Came home, popped in the new supply and, sure enough, the system didn’t automatically shut off after a couple seconds anymore. The drives all spin up, and everything sounds good… but no video out to the TV over the composite. Drag the Emergency 12″ VGA monitor over to the system, and there’s no video on that, either.
I pulled everything off once again, and reconnected one cable at a time….No TV tuner and nothing beyond a single IDE drive attached.
Still no video.
Download the MB manual, and eventually I start checking jumpers…

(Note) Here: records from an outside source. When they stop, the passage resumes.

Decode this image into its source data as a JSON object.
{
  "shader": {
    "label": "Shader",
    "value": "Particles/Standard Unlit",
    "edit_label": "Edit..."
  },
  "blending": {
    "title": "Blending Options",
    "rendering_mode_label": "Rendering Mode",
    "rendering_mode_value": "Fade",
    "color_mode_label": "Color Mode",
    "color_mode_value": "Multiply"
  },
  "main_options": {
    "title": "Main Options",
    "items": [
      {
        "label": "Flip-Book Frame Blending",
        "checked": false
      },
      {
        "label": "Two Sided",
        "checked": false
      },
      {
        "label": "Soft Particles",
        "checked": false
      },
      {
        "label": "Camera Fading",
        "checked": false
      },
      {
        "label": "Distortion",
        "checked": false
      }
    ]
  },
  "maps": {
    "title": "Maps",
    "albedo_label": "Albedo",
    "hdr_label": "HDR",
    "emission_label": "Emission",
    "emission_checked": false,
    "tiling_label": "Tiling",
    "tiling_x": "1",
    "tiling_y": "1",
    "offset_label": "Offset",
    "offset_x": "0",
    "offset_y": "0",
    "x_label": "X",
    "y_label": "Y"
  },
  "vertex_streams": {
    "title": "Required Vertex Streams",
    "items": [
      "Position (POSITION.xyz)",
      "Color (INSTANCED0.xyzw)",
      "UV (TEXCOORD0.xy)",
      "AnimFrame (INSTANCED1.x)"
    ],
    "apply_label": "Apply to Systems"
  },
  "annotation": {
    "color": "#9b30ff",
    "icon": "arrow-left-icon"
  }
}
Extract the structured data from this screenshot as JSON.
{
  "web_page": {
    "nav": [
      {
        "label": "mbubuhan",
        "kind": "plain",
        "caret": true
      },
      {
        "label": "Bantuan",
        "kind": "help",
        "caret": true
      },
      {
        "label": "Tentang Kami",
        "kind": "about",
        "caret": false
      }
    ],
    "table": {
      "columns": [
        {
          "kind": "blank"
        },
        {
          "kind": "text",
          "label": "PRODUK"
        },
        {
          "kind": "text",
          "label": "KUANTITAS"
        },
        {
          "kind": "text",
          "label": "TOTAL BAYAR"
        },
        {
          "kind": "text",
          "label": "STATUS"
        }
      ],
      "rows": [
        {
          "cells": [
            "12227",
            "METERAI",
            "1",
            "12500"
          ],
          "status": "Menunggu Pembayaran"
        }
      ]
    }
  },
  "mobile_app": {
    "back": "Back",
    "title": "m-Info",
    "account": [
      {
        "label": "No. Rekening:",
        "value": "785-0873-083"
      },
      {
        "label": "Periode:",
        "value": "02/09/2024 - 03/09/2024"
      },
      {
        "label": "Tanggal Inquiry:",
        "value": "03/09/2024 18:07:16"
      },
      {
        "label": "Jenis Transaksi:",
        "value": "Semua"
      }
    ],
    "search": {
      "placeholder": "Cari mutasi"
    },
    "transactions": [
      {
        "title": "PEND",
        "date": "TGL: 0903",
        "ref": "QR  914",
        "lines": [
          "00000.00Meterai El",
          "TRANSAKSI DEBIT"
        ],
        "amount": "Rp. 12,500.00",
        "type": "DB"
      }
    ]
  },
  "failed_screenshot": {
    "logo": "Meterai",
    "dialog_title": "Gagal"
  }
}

I had the “Reset CMOS” jumper on the wrong pair of pins; it was shorted and shouldn’t be. I set it back to default, and power comes right up, video, SATA controller’s BIOS, and tada… GRUB boot screen. I shut the system down and put everything back in the system. It’s up and running fine now.
Now, while I’m still feverish, I’ve created an LVM partition on the new drive in anticipation of tackling something I’ve never messed with before; turning my two 200GB SATA drives into one big virtual device. This should end well.